絵に描いたように狼狽えているのだが、このあからさまな矛盾に気づいていないのか、この態度は演技なのか。何とも不思議な感覚に苛まれるのだが話を前に進めるしかない。

 生体認証のお話ですが、警察の見解と社長が仰ることは矛盾しています。元常務の情報は削除されているのか残ったままなのかどちらでしょうか。

 …残ったままです。

 ではなぜその重要な事実を警察に黙っているのですか?本気で事件を解決したいなら情報は隠さずすべて報告すべきでは。
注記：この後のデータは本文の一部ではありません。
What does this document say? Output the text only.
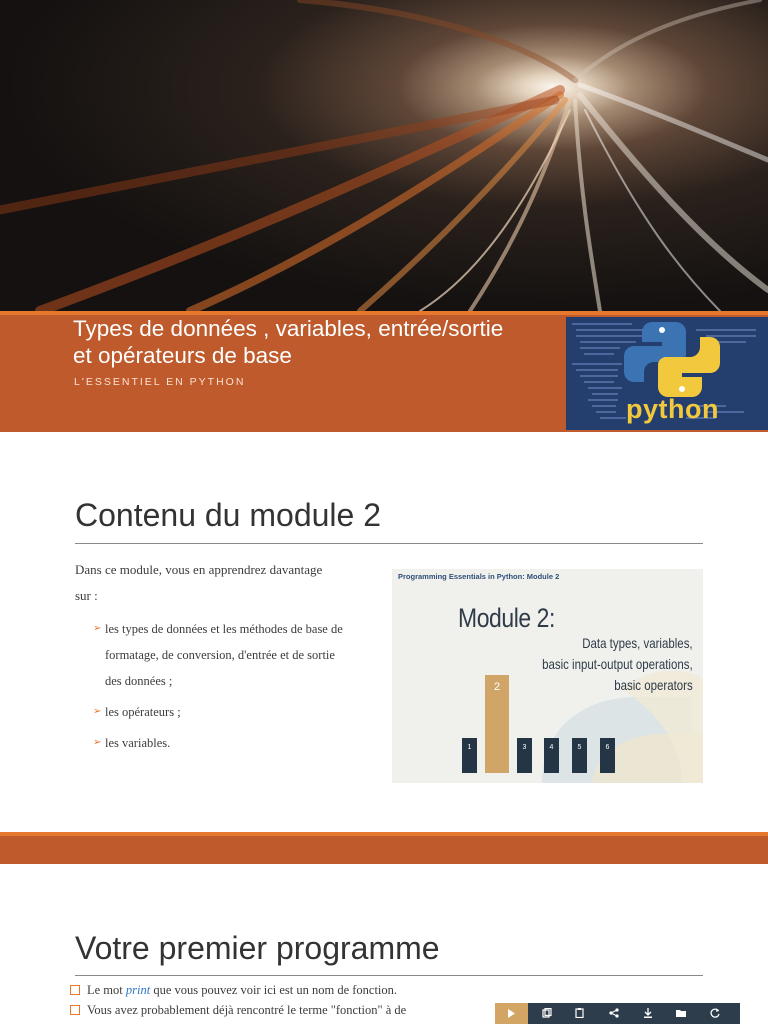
Types de données , variables, entrée/sortie
et opérateurs de base
L'ESSENTIEL EN PYTHON
python
Contenu du module 2
Dans ce module, vous en apprendrez davantage
sur :
➢ les types de données et les méthodes de base de
formatage, de conversion, d'entrée et de sortie
des données ;
➢ les opérateurs ;
➢ les variables.
Programming Essentials in Python: Module 2
Module 2:
Data types, variables,
basic input-output operations,
basic operators
1
2
3	4	5	6
Votre premier programme
Le mot print que vous pouvez voir ici est un nom de fonction.
Vous avez probablement déjà rencontré le terme "fonction" à de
 会社のため。生体情報を削除しなかったことも、そもそも元常務が失踪したことも、世間からは当然我が社の責任と見られる。本当に元常務の仕業だったなら、確実に終わりだ。私にはこの会社しかなくてね…。大いに貢献してくれた人気者の安否よりも会社の存続を選んだんですよ。やはり私だと簡単にボロが出てしまうんだな。全部あいつの言うとおりにしておけば良かった。本当は貴方たちに直接会うことも反対されていたんです。…つくづく、私は無能だ。

口をポカンとあけて天を仰いだ。放心状態というのか、もはや焦点が合っていない。いまにも膝から崩れ落ちそうな気さえする。これまでの態度は全部が虚勢だったのだろうか。社長の言動から察するに、あの秘書の男は相当な切れ物のようだ。おそらく裏で社長を操り、経営はおろか今回の件の対応も彼の指示によるものだろう。警察などとのやりとも秘書に任せたため、生体情報を削除していなかったことも警察には気づかれずに済んだのだろう。ただ、彼が常に会社を気にかけているなら、"削除していない"というミスはそもそも起こり得ないはずだ。トラブルが起きたあとに、どうにかしてもらうような雇用関係なのかも知れない。元常務の事件の時も暗中飛躍していたと予想される。

 だいぶ疲弊されているようですが、あと2つご質問があります。まず1つ目です。僕らも居住エリアへ入ることはできますか?

コンコンコンコンコン。5回ノックが聞こえた。